Behr actually walked on the previous year (a long story) and played like one down to lose his eligibility for that season. His senior season was a gem to watch.

 

I remember in the first game this big fella wearing number 34 trotted out to play quarterback. Yes, 34. It was like, what in the world? But the QB numbers didn’t fit. The rest, as they say, is history.

 

My buddy Steve Webster, also in the Fort Hays Hall of Fame, did the games on the radio. I helped with some color commentary and wrote for the Hays Daily. I witnessed every game, home and away, that season.

 

I remember at New Mexico Highlands, he torched them for nearly 400 yards. One of the things I remember most was going to Adams State in Alamosa, Colo. and walking on the field. I swear the grass was almost halfway up my shin. Anything teams could do to slow down the Tigers’ speed and vaunted passing attack. Fort Hays scored 50 in that game.

 

I’m usually not a fan of 1-year players making the Hall of Fame. But in this case, what Behr did that season can not go unrecognized. He was a 1st team All-American for the Tigers that season. Schwindt was also a 1st team All-American that year (15 receiving TDs). They finished 8-2-2, tying Western State for the RMAC title. 

 

Fort Hays tied Pittsburg State early in the year. Pitt State finished as the national runner-up that season.

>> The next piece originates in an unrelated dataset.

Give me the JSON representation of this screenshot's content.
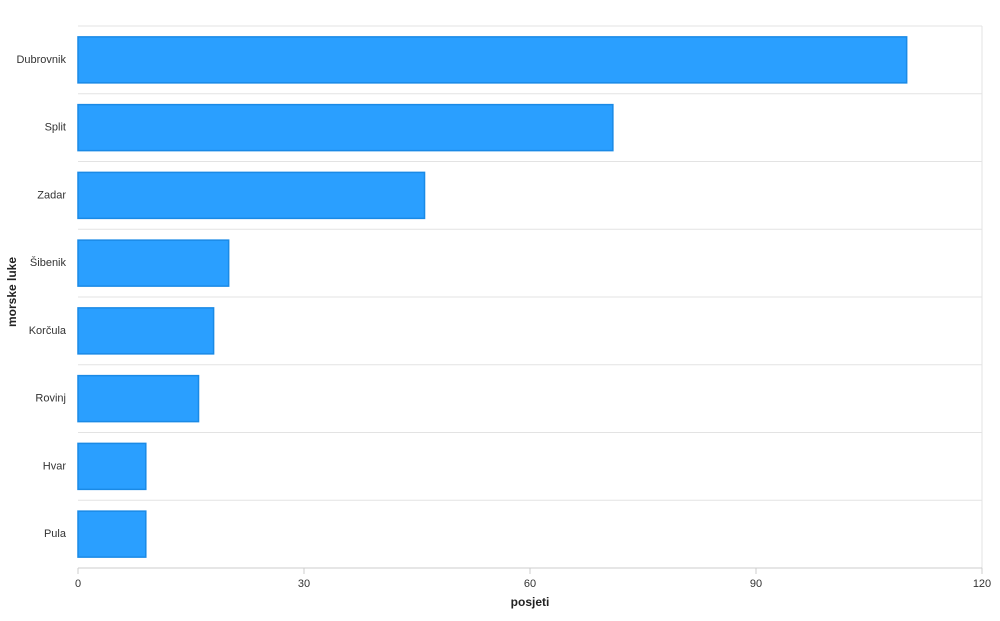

During a 5-game stretch late, the Tigers scored 51, 62, 50, 56, and 47. To this day that is my favorite Fort Hays team. And it’s not close. Well, the ‘93 team is kind of close but doesn’t measure up.

 

I still remember several names from that team and even run into some during Friday night football. Many of the studs were Kansas kids. Clint Bedore (Stockton), Jeremy Hawk (Norton), and Keith Eck (Andale) were absolute studs. Mike Lankas (Atwood), Scott Karl (Hays) were also defensive stalwarts. 

 

I still run across both Bedore and Hawks. Bedore is the AD at Stockton and Hawks on the coaching staff at Norton. The head coach at Norton, Lucas Melvin, also played on that team.

 

What a fun football season 1995 was at Fort Hays State. Congratulations Shawn. Well deserved honor.